El pequeño asintió cabizbajo, y el escriba garabateó unas palabras sobre el papiro mientras sonreía divertido.

—Qué edad crees que tienes, ¿doce, trece años? —preguntó seguidamente.

—Me parece que unos nueve —contestó Sejemjet sin mucha convicción.

El escriba no ocultó su sorpresa.

—¿Nueve? Imposible.

—Más o menos. Eso dice la gente.

—Ahora comprendo —señaló el
sesh neferw
en tanto le miraba de arriba abajo—. Estás muy desarrollado para tu edad, y eres muy robusto. Tu nombre significa «de cuerpo poderoso». Quien te lo puso sabía lo que hacía. En fin —dijo el escriba suspirando—, creo que has venido al sitio adecuado. Sejemjet, el ejército te da la bienvenida.

Durante años Sejemjet recordaría las palabras del escriba de los reclutas, pues serían las únicas amables que volvería a escuchar en mucho tiempo. Los textos antiguos tenían razón:

Se lo llevan cuando es un niño para encerrarlo en un barracón. Propinan a su cuerpo una paliza atroz, y le dan un fuerte golpe en la cabeza. Tiene la cabeza partida por la herida. Lo dejan tumbado y lo azotan como si fuera una tira de papiro. Lo aplastan a golpes. Venga, déjame que te cuente cómo ha de ir a Jaru, y su marcha por las colinas; lleva el pan y el agua encima de los hombros, como si fuera la carga de un burro. Tiene el cuello rígido, como el del asno. La espalda rota. Bebe agua contaminada y solamente en las guardias. Llega al enemigo como un pajarillo con las alas cortadas. Si logra regresar a Egipto, es igual que una ramita a la que se han comido los gusanos. Ha caído enfermo. Se queda paralizado, y lo llevan de vuelta en un burro.

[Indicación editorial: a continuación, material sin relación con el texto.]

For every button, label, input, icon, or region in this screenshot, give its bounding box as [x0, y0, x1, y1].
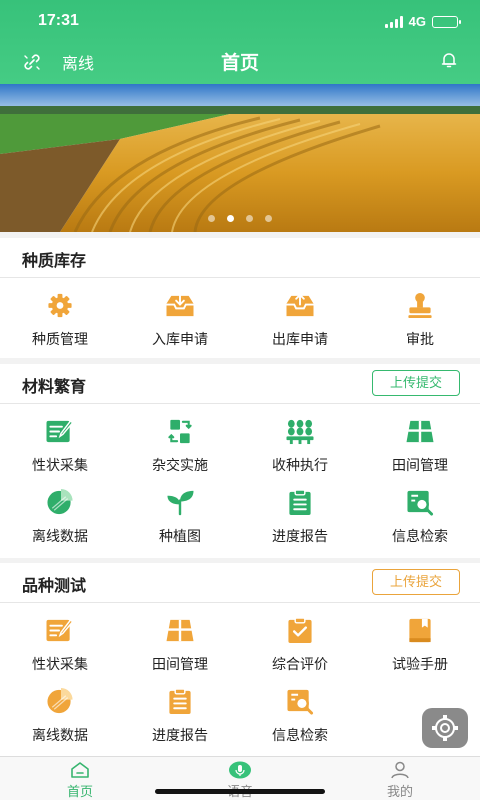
search-doc-icon — [287, 689, 314, 715]
menu-item-comprehensive-evaluation[interactable]: 综合评价 — [240, 603, 360, 674]
menu-item-hybridization[interactable]: 杂交实施 — [120, 404, 240, 475]
menu-item-harvest-execution[interactable]: 收种执行 — [240, 404, 360, 475]
section-title: 材料繁育 — [22, 379, 87, 396]
pie-chart-icon — [47, 688, 73, 714]
menu-item-label: 离线数据 — [32, 727, 88, 743]
status-bar: 17:31 4G — [0, 12, 480, 32]
menu-item-germplasm-management[interactable]: 种质管理 — [0, 278, 120, 349]
icon-grid: 种质管理 入库申请 出库申请 审批 — [0, 278, 480, 349]
section-title: 品种测试 — [22, 578, 87, 595]
home-icon — [71, 762, 89, 778]
tab-mine[interactable]: 我的 — [320, 761, 480, 800]
sprout-icon — [167, 490, 194, 516]
menu-item-label: 进度报告 — [152, 727, 208, 743]
edit-note-icon — [46, 618, 74, 642]
nav-bar: 离线 首页 — [0, 46, 480, 76]
menu-item-label: 田间管理 — [392, 457, 448, 473]
icon-grid: 性状采集 杂交实施 收种执行 田间管理 离线数据 种植图 进度报告 信息检索 — [0, 404, 480, 546]
carousel-dot[interactable] — [246, 215, 253, 222]
carousel-dots — [0, 215, 480, 222]
menu-item-label: 入库申请 — [152, 331, 208, 347]
pie-chart-icon — [47, 489, 73, 515]
field-grid-icon — [166, 619, 194, 642]
tab-home[interactable]: 首页 — [0, 761, 160, 800]
menu-item-trait-collection[interactable]: 性状采集 — [0, 404, 120, 475]
menu-item-field-management[interactable]: 田间管理 — [120, 603, 240, 674]
menu-item-approval[interactable]: 审批 — [360, 278, 480, 349]
menu-item-info-search[interactable]: 信息检索 — [240, 674, 360, 745]
menu-item-label: 种质管理 — [32, 331, 88, 347]
field-grid-icon — [406, 420, 434, 443]
bell-icon[interactable] — [440, 51, 458, 69]
gear-icon — [432, 715, 458, 741]
book-icon — [409, 618, 431, 643]
report-icon — [289, 489, 311, 516]
menu-item-progress-report[interactable]: 进度报告 — [120, 674, 240, 745]
network-type: 4G — [408, 14, 426, 29]
menu-item-stock-in-request[interactable]: 入库申请 — [120, 278, 240, 349]
signal-icon — [384, 15, 403, 28]
icon-grid: 性状采集 田间管理 综合评价 试验手册 离线数据 进度报告 信息检索 — [0, 603, 480, 745]
top-bar: 17:31 4G 离线 首页 — [0, 0, 480, 84]
report-icon — [169, 688, 191, 715]
wheat-field-image — [0, 84, 480, 232]
menu-item-label: 田间管理 — [152, 656, 208, 672]
edit-note-icon — [46, 419, 74, 443]
section-material-breeding: 材料繁育 上传提交 性状采集 杂交实施 收种执行 田间管理 离线数据 种植图 进… — [0, 364, 480, 558]
menu-item-progress-report[interactable]: 进度报告 — [240, 475, 360, 546]
home-indicator[interactable] — [155, 789, 325, 794]
menu-item-stock-out-request[interactable]: 出库申请 — [240, 278, 360, 349]
menu-item-offline-data[interactable]: 离线数据 — [0, 674, 120, 745]
section-header: 材料繁育 上传提交 — [0, 364, 480, 404]
menu-item-label: 杂交实施 — [152, 457, 208, 473]
menu-item-label: 信息检索 — [392, 528, 448, 544]
menu-item-trial-manual[interactable]: 试验手册 — [360, 603, 480, 674]
menu-item-label: 收种执行 — [272, 457, 328, 473]
inbox-out-icon — [286, 293, 314, 317]
section-variety-testing: 品种测试 上传提交 性状采集 田间管理 综合评价 试验手册 离线数据 进度报告 … — [0, 563, 480, 756]
carousel-dot[interactable] — [208, 215, 215, 222]
inbox-in-icon — [166, 293, 194, 317]
clipboard-check-icon — [288, 617, 312, 644]
menu-item-planting-map[interactable]: 种植图 — [120, 475, 240, 546]
menu-item-offline-data[interactable]: 离线数据 — [0, 475, 120, 546]
menu-item-label: 性状采集 — [32, 656, 88, 672]
battery-icon — [432, 15, 461, 28]
upload-submit-button[interactable]: 上传提交 — [372, 569, 460, 595]
tab-label: 我的 — [386, 784, 413, 799]
microphone-icon — [229, 761, 251, 779]
menu-item-label: 综合评价 — [272, 656, 328, 672]
upload-submit-button[interactable]: 上传提交 — [372, 370, 460, 396]
menu-item-label: 种植图 — [159, 528, 201, 544]
menu-item-field-management[interactable]: 田间管理 — [360, 404, 480, 475]
carousel-dot-active[interactable] — [227, 215, 234, 222]
carousel-dot[interactable] — [265, 215, 272, 222]
user-icon — [391, 761, 409, 779]
menu-item-label: 离线数据 — [32, 528, 88, 544]
menu-item-label: 出库申请 — [272, 331, 328, 347]
section-germplasm-inventory: 种质库存 种质管理 入库申请 出库申请 审批 — [0, 238, 480, 358]
stamp-icon — [408, 292, 432, 319]
menu-item-label: 进度报告 — [272, 528, 328, 544]
tab-voice[interactable]: 语音 — [160, 761, 320, 800]
status-indicators: 4G — [384, 14, 461, 29]
menu-item-trait-collection[interactable]: 性状采集 — [0, 603, 120, 674]
menu-item-label: 信息检索 — [272, 727, 328, 743]
section-title: 种质库存 — [22, 253, 87, 270]
menu-item-label: 试验手册 — [392, 656, 448, 672]
menu-item-label: 审批 — [406, 331, 434, 347]
menu-item-info-search[interactable]: 信息检索 — [360, 475, 480, 546]
search-doc-icon — [407, 490, 434, 516]
section-header: 品种测试 上传提交 — [0, 563, 480, 603]
harvest-icon — [286, 419, 314, 445]
section-header: 种质库存 — [0, 238, 480, 278]
page-title: 首页 — [220, 53, 259, 74]
exchange-icon — [168, 419, 192, 444]
floating-settings-button[interactable] — [422, 708, 468, 748]
menu-item-label: 性状采集 — [32, 457, 88, 473]
gear-icon — [48, 293, 72, 318]
banner-carousel[interactable] — [0, 84, 480, 232]
tab-label: 首页 — [66, 784, 93, 799]
status-time: 17:31 — [38, 12, 79, 29]
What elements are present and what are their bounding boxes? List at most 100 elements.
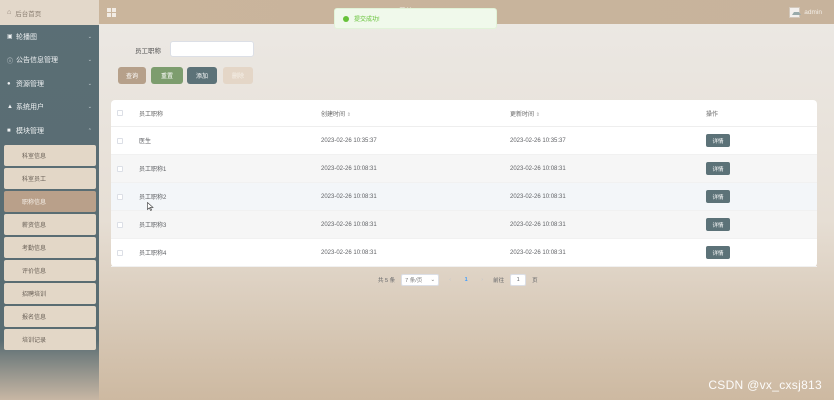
cell-create-time: 2023-02-26 10:08:31 — [321, 249, 377, 256]
page-size-select[interactable]: 7 条/页 ⌄ — [401, 274, 440, 286]
menu-label: 轮播图 — [16, 33, 37, 41]
cell-create-time: 2023-02-26 10:35:37 — [321, 137, 377, 144]
chevron-down-icon: ⌄ — [430, 277, 436, 283]
total-count: 共 5 条 — [378, 278, 396, 284]
home-link[interactable]: ⌂ 后台首页 — [0, 0, 99, 25]
menu-icon: ▲ — [7, 104, 13, 111]
query-button[interactable]: 查询 — [118, 67, 146, 84]
row-checkbox[interactable] — [117, 221, 123, 228]
cell-name: 员工职称3 — [139, 223, 167, 229]
cell-update-time: 2023-02-26 10:08:31 — [510, 249, 566, 256]
row-checkbox[interactable] — [117, 249, 123, 256]
menu-icon: ▣ — [7, 34, 13, 41]
menu-label: 公告信息管理 — [16, 57, 58, 65]
reset-button[interactable]: 重置 — [151, 67, 183, 84]
cell-update-time: 2023-02-26 10:08:31 — [510, 165, 566, 172]
sort-icon[interactable]: ⇕ — [347, 112, 351, 118]
row-checkbox[interactable] — [117, 193, 123, 200]
submenu-item[interactable]: 培训记录 — [4, 328, 96, 350]
cell-name: 员工职称2 — [139, 195, 167, 201]
home-icon: ⌂ — [7, 9, 12, 16]
row-checkbox[interactable] — [117, 137, 123, 144]
success-toast: 提交成功! — [334, 8, 497, 29]
page-number-current[interactable]: 1 — [461, 274, 471, 286]
submenu-item[interactable]: 评价信息 — [4, 259, 96, 281]
header-update-time-label: 更新时间 — [510, 111, 535, 118]
pagination: 共 5 条 7 条/页 ⌄ ‹ 1 › 前往 1 页 — [378, 273, 538, 287]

Le han robado sus prendas y sus criados lo han abandonado
[2]
. Su nuevo hogar resultó ser justo lo que se esperaba de él, un lugar terrible.

* * *

Cuando Sejemjet fue obligado a incorporarse a filas, hacía casi dos años que un nuevo dios gobernaba el país de las Dos Tierras. Menjeperre, vida, salud y prosperidad le fueran dadas, se sentaba en el trono de Egipto tras más de veinte años de una insufrible espera que había terminado por generar inevitables odios. Con su llegada al poder, retomaba una política expansionista que ya había apuntado su abuelo apenas cuarenta años atrás, y que él estaba decidido a desarrollar hasta donde los dioses de Egipto le permitieran. La sangre belicosa de su antepasado Tutmosis I corría desbocada por cada
metu
del nuevo rey, que quería hacer olvidar cuanto antes los veintidós años de reinado de su odiada tía y a la vez madrastra, Hatshepsut.